What’s your mission with Cinema Caramella?
I want to help people find Italian films in the USA, but ultimately, I want to show people how great Italian cinema is these days, particularly the younger directors. I am in awe of so many of these young people and their creativity. They are truly changing the face of the Italian film industry.
What’s your five-year plan?
I’d like to write for more outlets and expand my reach by speaking at film festivals and events. I’m also about to throw some focus into my newsletter. My husband’s five-year plan is for me to make enough money so that he can quit his job!
What filmmakers should be on our radar?
How much time do you have? On the top of my list would be Claudio Giovannesi, whose film Piranhas (La Paranza Dei Bambini) is just this month new to the USA. It’s based on the book by Roberto Saviano (Gomorrah), and the cast is full of completely inexperienced but shockingly talented young actors.

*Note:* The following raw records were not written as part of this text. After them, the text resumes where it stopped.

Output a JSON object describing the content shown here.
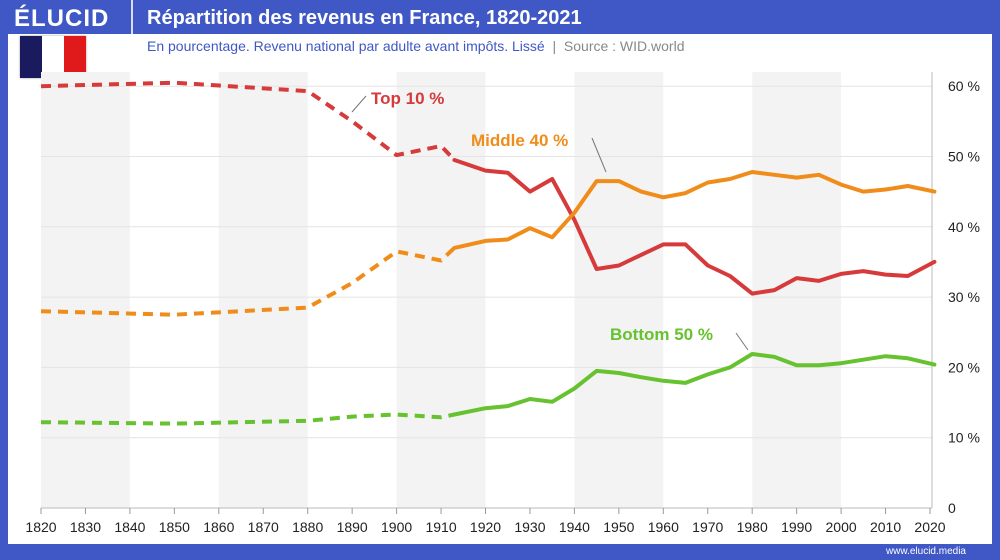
{
  "header": {
    "logo": "ÉLUCID",
    "title": "Répartition des revenus en France, 1820-2021",
    "subtitle": "En pourcentage. Revenu national par adulte avant impôts. Lissé",
    "source": "Source : WID.world",
    "footer": "www.elucid.media"
  },
  "colors": {
    "frame": "#3f58c6",
    "top10": "#d63a3a",
    "middle40": "#f08c1a",
    "bottom50": "#66c22e"
  },
  "chart_data": {
    "type": "line",
    "xlim": [
      1820,
      2021
    ],
    "ylim": [
      0,
      60
    ],
    "x_ticks": [
      "1820",
      "1830",
      "1840",
      "1850",
      "1860",
      "1870",
      "1880",
      "1890",
      "1900",
      "1910",
      "1920",
      "1930",
      "1940",
      "1950",
      "1960",
      "1970",
      "1980",
      "1990",
      "2000",
      "2010",
      "2020"
    ],
    "y_ticks": [
      "0",
      "10 %",
      "20 %",
      "30 %",
      "40 %",
      "50 %",
      "60 %"
    ],
    "dashed_until": 1913,
    "x": [
      1820,
      1850,
      1880,
      1890,
      1900,
      1910,
      1913,
      1920,
      1925,
      1930,
      1935,
      1940,
      1945,
      1950,
      1955,
      1960,
      1965,
      1970,
      1975,
      1980,
      1985,
      1990,
      1995,
      2000,
      2005,
      2010,
      2015,
      2021
    ],
    "series": [
      {
        "name": "Top 10 %",
        "key": "top10",
        "values": [
          60,
          60.5,
          59.3,
          55,
          50.2,
          51.5,
          49.5,
          48,
          47.7,
          45,
          46.8,
          41,
          34,
          34.5,
          36,
          37.5,
          37.5,
          34.5,
          33,
          30.5,
          31,
          32.7,
          32.3,
          33.3,
          33.7,
          33.2,
          33,
          35
        ]
      },
      {
        "name": "Middle 40 %",
        "key": "middle40",
        "values": [
          28,
          27.5,
          28.5,
          32,
          36.5,
          35.2,
          37,
          38,
          38.2,
          39.8,
          38.5,
          42,
          46.5,
          46.5,
          45,
          44.2,
          44.8,
          46.3,
          46.8,
          47.8,
          47.4,
          47,
          47.4,
          46,
          45,
          45.3,
          45.8,
          45
        ]
      },
      {
        "name": "Bottom 50 %",
        "key": "bottom50",
        "values": [
          12.2,
          12,
          12.4,
          13,
          13.3,
          12.9,
          13.3,
          14.2,
          14.5,
          15.5,
          15.1,
          17,
          19.5,
          19.2,
          18.6,
          18.1,
          17.8,
          19,
          20,
          21.9,
          21.5,
          20.3,
          20.3,
          20.6,
          21.1,
          21.6,
          21.3,
          20.4
        ]
      }
    ],
    "shaded_decades": [
      [
        1820,
        1840
      ],
      [
        1860,
        1880
      ],
      [
        1900,
        1920
      ],
      [
        1940,
        1960
      ],
      [
        1980,
        2000
      ]
    ],
    "grid": true
  }
}
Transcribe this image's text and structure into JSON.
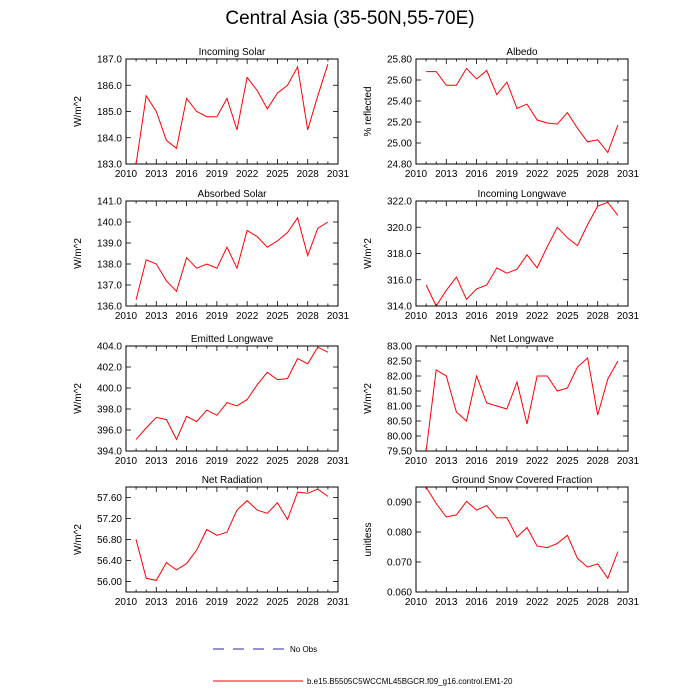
{
  "title": "Central Asia (35-50N,55-70E)",
  "colors": {
    "model": "#ff0000",
    "obs": "#2a2aa0",
    "axis": "#000000"
  },
  "legend": {
    "obs_label": "No Obs",
    "model_label": "b.e15.B5505C5WCCML45BGCR.f09_g16.control.EM1-20"
  },
  "xaxis": {
    "ticks": [
      2010,
      2013,
      2016,
      2019,
      2022,
      2025,
      2028,
      2031
    ],
    "range": [
      2010,
      2031
    ]
  },
  "chart_data": [
    {
      "type": "line",
      "title": "Incoming Solar",
      "ylabel": "W/m^2",
      "ylim": [
        183.0,
        187.0
      ],
      "yticks": [
        "183.0",
        "184.0",
        "185.0",
        "186.0",
        "187.0"
      ],
      "x": [
        2011,
        2012,
        2013,
        2014,
        2015,
        2016,
        2017,
        2018,
        2019,
        2020,
        2021,
        2022,
        2023,
        2024,
        2025,
        2026,
        2027,
        2028,
        2029,
        2030
      ],
      "values": [
        183.0,
        185.6,
        185.0,
        183.9,
        183.6,
        185.5,
        185.0,
        184.8,
        184.8,
        185.5,
        184.3,
        186.3,
        185.8,
        185.1,
        185.7,
        186.0,
        186.7,
        184.3,
        185.6,
        186.8
      ]
    },
    {
      "type": "line",
      "title": "Albedo",
      "ylabel": "% reflected",
      "ylim": [
        24.8,
        25.8
      ],
      "yticks": [
        "24.80",
        "25.00",
        "25.20",
        "25.40",
        "25.60",
        "25.80"
      ],
      "x": [
        2011,
        2012,
        2013,
        2014,
        2015,
        2016,
        2017,
        2018,
        2019,
        2020,
        2021,
        2022,
        2023,
        2024,
        2025,
        2026,
        2027,
        2028,
        2029,
        2030
      ],
      "values": [
        25.68,
        25.68,
        25.55,
        25.55,
        25.71,
        25.61,
        25.69,
        25.46,
        25.58,
        25.33,
        25.37,
        25.22,
        25.19,
        25.18,
        25.29,
        25.14,
        25.01,
        25.03,
        24.91,
        25.17
      ]
    },
    {
      "type": "line",
      "title": "Absorbed Solar",
      "ylabel": "W/m^2",
      "ylim": [
        136.0,
        141.0
      ],
      "yticks": [
        "136.0",
        "137.0",
        "138.0",
        "139.0",
        "140.0",
        "141.0"
      ],
      "x": [
        2011,
        2012,
        2013,
        2014,
        2015,
        2016,
        2017,
        2018,
        2019,
        2020,
        2021,
        2022,
        2023,
        2024,
        2025,
        2026,
        2027,
        2028,
        2029,
        2030
      ],
      "values": [
        136.3,
        138.2,
        138.0,
        137.2,
        136.7,
        138.3,
        137.8,
        138.0,
        137.8,
        138.8,
        137.8,
        139.6,
        139.3,
        138.8,
        139.1,
        139.5,
        140.2,
        138.4,
        139.7,
        140.0
      ]
    },
    {
      "type": "line",
      "title": "Incoming Longwave",
      "ylabel": "W/m^2",
      "ylim": [
        314.0,
        322.0
      ],
      "yticks": [
        "314.0",
        "316.0",
        "318.0",
        "320.0",
        "322.0"
      ],
      "x": [
        2011,
        2012,
        2013,
        2014,
        2015,
        2016,
        2017,
        2018,
        2019,
        2020,
        2021,
        2022,
        2023,
        2024,
        2025,
        2026,
        2027,
        2028,
        2029,
        2030
      ],
      "values": [
        315.6,
        314.0,
        315.2,
        316.2,
        314.5,
        315.3,
        315.6,
        316.9,
        316.5,
        316.8,
        317.9,
        316.9,
        318.5,
        320.0,
        319.2,
        318.6,
        320.2,
        321.6,
        321.9,
        320.9
      ]
    },
    {
      "type": "line",
      "title": "Emitted Longwave",
      "ylabel": "W/m^2",
      "ylim": [
        394.0,
        404.0
      ],
      "yticks": [
        "394.0",
        "396.0",
        "398.0",
        "400.0",
        "402.0",
        "404.0"
      ],
      "x": [
        2011,
        2012,
        2013,
        2014,
        2015,
        2016,
        2017,
        2018,
        2019,
        2020,
        2021,
        2022,
        2023,
        2024,
        2025,
        2026,
        2027,
        2028,
        2029,
        2030
      ],
      "values": [
        395.1,
        396.2,
        397.2,
        397.0,
        395.1,
        397.3,
        396.8,
        397.9,
        397.4,
        398.6,
        398.3,
        398.9,
        400.3,
        401.5,
        400.8,
        400.9,
        402.8,
        402.3,
        403.9,
        403.4
      ]
    },
    {
      "type": "line",
      "title": "Net Longwave",
      "ylabel": "W/m^2",
      "ylim": [
        79.5,
        83.0
      ],
      "yticks": [
        "79.50",
        "80.00",
        "80.50",
        "81.00",
        "81.50",
        "82.00",
        "82.50",
        "83.00"
      ],
      "x": [
        2011,
        2012,
        2013,
        2014,
        2015,
        2016,
        2017,
        2018,
        2019,
        2020,
        2021,
        2022,
        2023,
        2024,
        2025,
        2026,
        2027,
        2028,
        2029,
        2030
      ],
      "values": [
        79.5,
        82.2,
        82.0,
        80.8,
        80.5,
        82.0,
        81.1,
        81.0,
        80.9,
        81.8,
        80.4,
        82.0,
        82.0,
        81.5,
        81.6,
        82.3,
        82.6,
        80.7,
        81.9,
        82.5
      ]
    },
    {
      "type": "line",
      "title": "Net Radiation",
      "ylabel": "W/m^2",
      "ylim": [
        55.8,
        57.8
      ],
      "yticks": [
        "56.00",
        "56.40",
        "56.80",
        "57.20",
        "57.60"
      ],
      "x": [
        2011,
        2012,
        2013,
        2014,
        2015,
        2016,
        2017,
        2018,
        2019,
        2020,
        2021,
        2022,
        2023,
        2024,
        2025,
        2026,
        2027,
        2028,
        2029,
        2030
      ],
      "values": [
        56.8,
        56.06,
        56.02,
        56.36,
        56.22,
        56.34,
        56.6,
        56.99,
        56.88,
        56.94,
        57.36,
        57.54,
        57.36,
        57.3,
        57.5,
        57.18,
        57.7,
        57.68,
        57.76,
        57.62
      ]
    },
    {
      "type": "line",
      "title": "Ground Snow Covered Fraction",
      "ylabel": "unitless",
      "ylim": [
        0.06,
        0.095
      ],
      "yticks": [
        "0.060",
        "0.070",
        "0.080",
        "0.090"
      ],
      "x": [
        2011,
        2012,
        2013,
        2014,
        2015,
        2016,
        2017,
        2018,
        2019,
        2020,
        2021,
        2022,
        2023,
        2024,
        2025,
        2026,
        2027,
        2028,
        2029,
        2030
      ],
      "values": [
        0.095,
        0.0895,
        0.085,
        0.0857,
        0.0902,
        0.0873,
        0.0888,
        0.0847,
        0.0848,
        0.0783,
        0.0815,
        0.0753,
        0.0748,
        0.0762,
        0.0789,
        0.0712,
        0.0683,
        0.0694,
        0.0646,
        0.0735
      ]
    }
  ]
}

I am in love with a directorial duo, Antonio Piazza and Fabio Grassadonia, who most recently made one of my favorite films ever, Sicilian Ghost Story. Another, Jonas Carpignano, a young director who did a really amazing film called A Ciambra. Oh, and please check out Susanna Nicchiarelli. Her English language film called Nico 1988 blew me away.

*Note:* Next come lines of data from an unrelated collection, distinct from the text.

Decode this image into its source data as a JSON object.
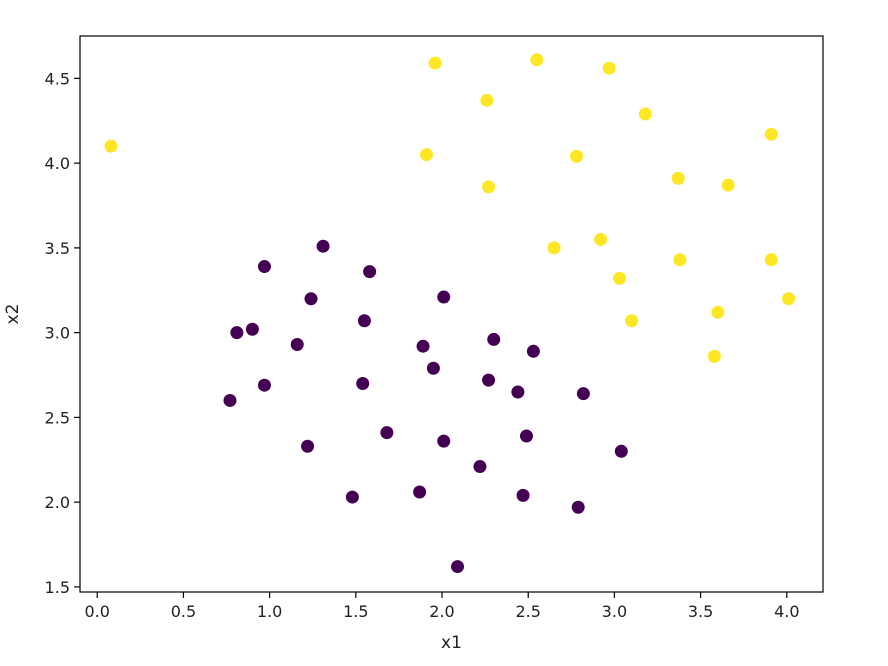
{
  "chart_data": {
    "type": "scatter",
    "xlabel": "x1",
    "ylabel": "x2",
    "xlim": [
      -0.1,
      4.21
    ],
    "ylim": [
      1.47,
      4.75
    ],
    "xticks": [
      0.0,
      0.5,
      1.0,
      1.5,
      2.0,
      2.5,
      3.0,
      3.5,
      4.0
    ],
    "xtick_labels": [
      "0.0",
      "0.5",
      "1.0",
      "1.5",
      "2.0",
      "2.5",
      "3.0",
      "3.5",
      "4.0"
    ],
    "yticks": [
      1.5,
      2.0,
      2.5,
      3.0,
      3.5,
      4.0,
      4.5
    ],
    "ytick_labels": [
      "1.5",
      "2.0",
      "2.5",
      "3.0",
      "3.5",
      "4.0",
      "4.5"
    ],
    "grid": false,
    "legend": "none",
    "series": [
      {
        "color": "#440154",
        "points": [
          [
            1.31,
            3.51
          ],
          [
            0.97,
            3.39
          ],
          [
            1.58,
            3.36
          ],
          [
            1.24,
            3.2
          ],
          [
            2.01,
            3.21
          ],
          [
            1.55,
            3.07
          ],
          [
            0.81,
            3.0
          ],
          [
            0.9,
            3.02
          ],
          [
            1.16,
            2.93
          ],
          [
            1.89,
            2.92
          ],
          [
            2.3,
            2.96
          ],
          [
            2.53,
            2.89
          ],
          [
            1.95,
            2.79
          ],
          [
            0.97,
            2.69
          ],
          [
            1.54,
            2.7
          ],
          [
            2.27,
            2.72
          ],
          [
            2.44,
            2.65
          ],
          [
            2.82,
            2.64
          ],
          [
            0.77,
            2.6
          ],
          [
            1.68,
            2.41
          ],
          [
            2.49,
            2.39
          ],
          [
            2.01,
            2.36
          ],
          [
            1.22,
            2.33
          ],
          [
            3.04,
            2.3
          ],
          [
            2.22,
            2.21
          ],
          [
            1.87,
            2.06
          ],
          [
            1.48,
            2.03
          ],
          [
            2.47,
            2.04
          ],
          [
            2.79,
            1.97
          ],
          [
            2.09,
            1.62
          ]
        ]
      },
      {
        "color": "#fde725",
        "points": [
          [
            0.08,
            4.1
          ],
          [
            1.96,
            4.59
          ],
          [
            2.55,
            4.61
          ],
          [
            2.97,
            4.56
          ],
          [
            2.26,
            4.37
          ],
          [
            3.18,
            4.29
          ],
          [
            3.91,
            4.17
          ],
          [
            1.91,
            4.05
          ],
          [
            2.78,
            4.04
          ],
          [
            3.37,
            3.91
          ],
          [
            3.66,
            3.87
          ],
          [
            2.27,
            3.86
          ],
          [
            2.65,
            3.5
          ],
          [
            2.92,
            3.55
          ],
          [
            3.38,
            3.43
          ],
          [
            3.91,
            3.43
          ],
          [
            3.03,
            3.32
          ],
          [
            4.01,
            3.2
          ],
          [
            3.6,
            3.12
          ],
          [
            3.1,
            3.07
          ],
          [
            3.58,
            2.86
          ]
        ]
      }
    ]
  }
}
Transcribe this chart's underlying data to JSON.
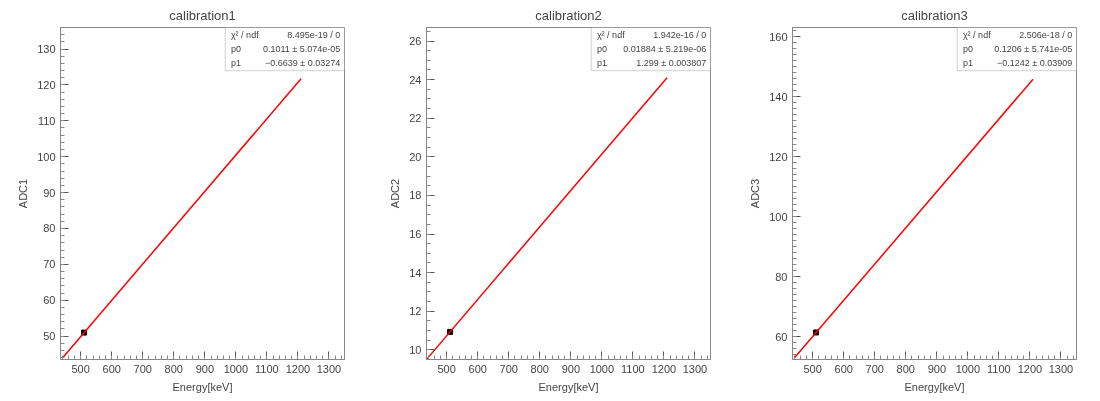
{
  "chart_data": [
    {
      "type": "line",
      "title": "calibration1",
      "xlabel": "Energy[keV]",
      "ylabel": "ADC1",
      "xlim": [
        435,
        1350
      ],
      "ylim": [
        43.5,
        136
      ],
      "xticks": [
        500,
        600,
        700,
        800,
        900,
        1000,
        1100,
        1200,
        1300
      ],
      "yticks": [
        50,
        60,
        70,
        80,
        90,
        100,
        110,
        120,
        130
      ],
      "grid": false,
      "series": [
        {
          "type": "scatter",
          "marker": "square",
          "color": "#000000",
          "x": [
            511
          ],
          "values": [
            51.0
          ]
        },
        {
          "color": "#ff0000",
          "x": [
            440,
            1210
          ],
          "values": [
            43.8,
            121.7
          ]
        }
      ],
      "annotations": [
        "χ² / ndf",
        "8.495e-19 / 0",
        "p0",
        "0.1011 ± 5.074e-05",
        "p1",
        "−0.6639 ± 0.03274"
      ]
    },
    {
      "type": "line",
      "title": "calibration2",
      "xlabel": "Energy[keV]",
      "ylabel": "ADC2",
      "xlim": [
        435,
        1350
      ],
      "ylim": [
        9.5,
        26.7
      ],
      "xticks": [
        500,
        600,
        700,
        800,
        900,
        1000,
        1100,
        1200,
        1300
      ],
      "yticks": [
        10,
        12,
        14,
        16,
        18,
        20,
        22,
        24,
        26
      ],
      "grid": false,
      "series": [
        {
          "type": "scatter",
          "marker": "square",
          "color": "#000000",
          "x": [
            511
          ],
          "values": [
            10.93
          ]
        },
        {
          "color": "#ff0000",
          "x": [
            436,
            1210
          ],
          "values": [
            9.52,
            24.1
          ]
        }
      ],
      "annotations": [
        "χ² / ndf",
        "1.942e-16 / 0",
        "p0",
        "0.01884 ± 5.219e-06",
        "p1",
        "1.299 ± 0.003807"
      ]
    },
    {
      "type": "line",
      "title": "calibration3",
      "xlabel": "Energy[keV]",
      "ylabel": "ADC3",
      "xlim": [
        435,
        1350
      ],
      "ylim": [
        52.5,
        163
      ],
      "xticks": [
        500,
        600,
        700,
        800,
        900,
        1000,
        1100,
        1200,
        1300
      ],
      "yticks": [
        60,
        80,
        100,
        120,
        140,
        160
      ],
      "grid": false,
      "series": [
        {
          "type": "scatter",
          "marker": "square",
          "color": "#000000",
          "x": [
            511
          ],
          "values": [
            61.5
          ]
        },
        {
          "color": "#ff0000",
          "x": [
            440,
            1210
          ],
          "values": [
            52.9,
            145.8
          ]
        }
      ],
      "annotations": [
        "χ² / ndf",
        "2.506e-18 / 0",
        "p0",
        "0.1206 ± 5.741e-05",
        "p1",
        "−0.1242 ± 0.03909"
      ]
    }
  ]
}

What’s your favorite film of all time, and what did you learn from it?
People are getting tired of hearing me say this, but Silvio Soldini’s Pane e Tulipani (Bread and Tulips) is the best movie ever. I have watched it 100 times and I am not exaggerating. When I met Soldini a few years ago, I asked him if I could help with the commentary for a director’s cut for the film (he said “no”), because I know all the lines and laugh at all the jokes every single time I see it.
It made me realize that the beauty of contemporary Italian cinema is its simplicity. These directors work with little time and no money and produce an authenticity that big-budget films often fail to do. Italian filmmakers want to tell a story, and they show us that it’s not so hard to do if you have a good one to tell.